Starlink: Why Elon Musk’s Starlink lost $86 million: All the details


Elon Musk‘s ambitious Starlink satellite internet project has lost out on a $85.5 million subsidy from the Federal Communications Commission (FCC). The funding, part of the FCC’s Rural Digital Opportunity Fund (RDOF), was intended to help bring broadband internet to underserved rural areas in the United States.

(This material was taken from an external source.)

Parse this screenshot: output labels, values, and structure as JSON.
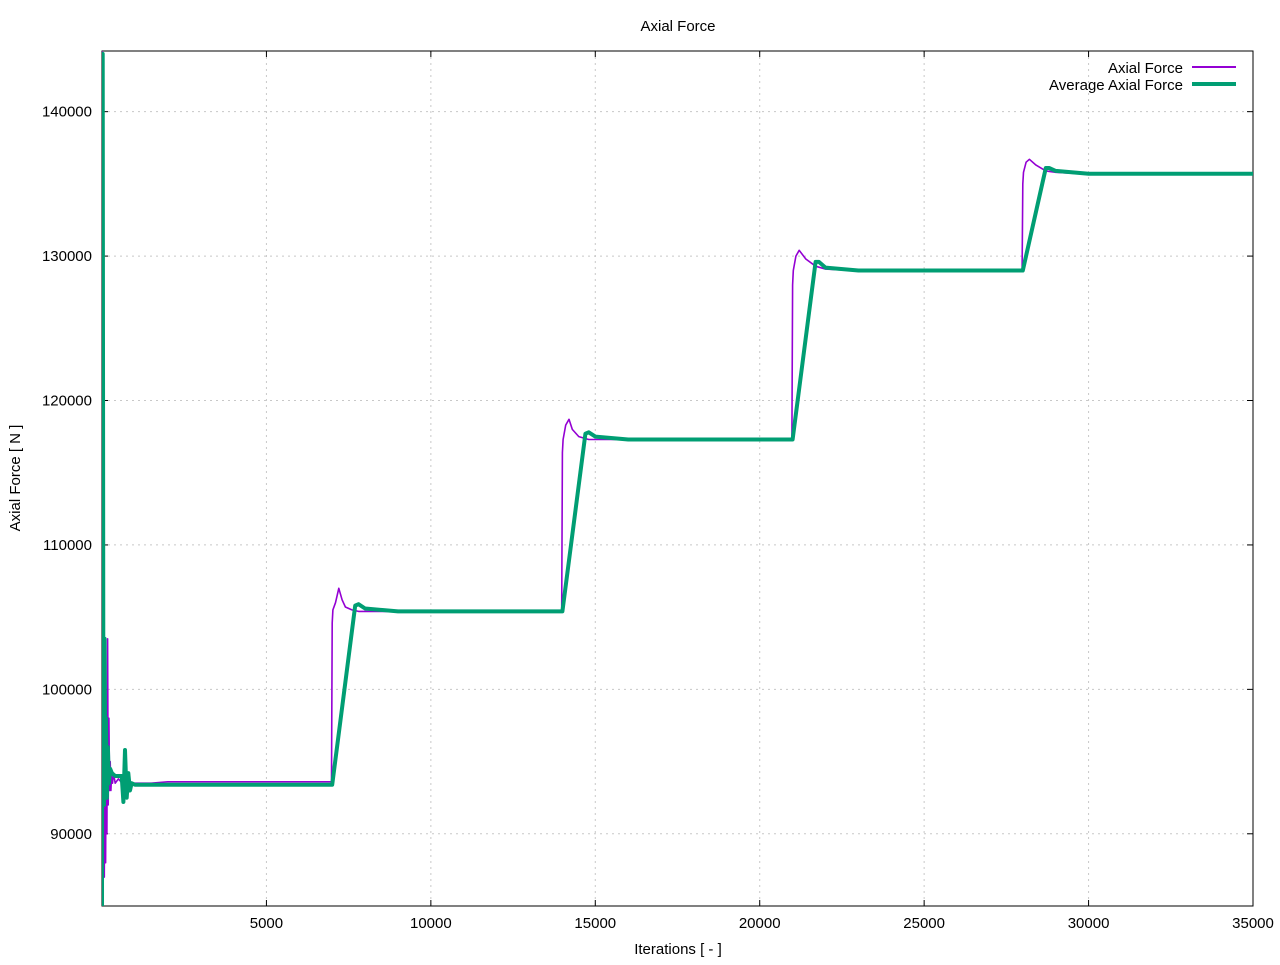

Why was Starlink denied subsidy?

The FCC said that Starlink didn’t meet all the necessary criteria and “failed to meet basic program” requirements.“The FCC is tasked with ensuring consumers everywhere have access to high-speed broadband that is reliable and affordable. The agency also has a responsibility to be a good steward of limited public funds meant to expand access to rural broadband, not fund applicants that fail to meet basic program requirements,” said Chairwoman Jessica Rosenworcel


“The FCC followed a careful legal, technical and policy review to determine that this applicant had failed to meet its burden to be entitled to nearly $900 million in universal service funds for almost a decade.”
In a press release, the agency explained that in the Rural Digital Opportunity Fund program, the Commission followed a two-step process which requires applicants to submit a high-level, short-form application for funding which, among other things, does not require the applicant to determine specific areas of service. If applicants receive a winning bid, the process is followed by an in-depth, long-form application used to verify that applicants meet the program requirements based on the specific coverage locations. “The agency qualified Starlink at the short form stage, but at the long form stage, the Commission determined that Starlink failed to demonstrate that it could deliver the promised service,” the agency added.

What Starlink has to say

SpaceX — the Musk company behind Starlink — said that it was “disappointed” and “perplexed” at FCC’s decision. According to a report by The Verge, Christopher Cardaci, head of legal at SpaceX, in a letter write to the FCC, said that “Starlink is arguably the only viable option to immediately connect many of the Americans who live and work in the rural and remote areas of the country where high-speed, low-latency internet has been unreliable, unaffordable, or completely unavailable, the very people RDOF was supposed to connect.”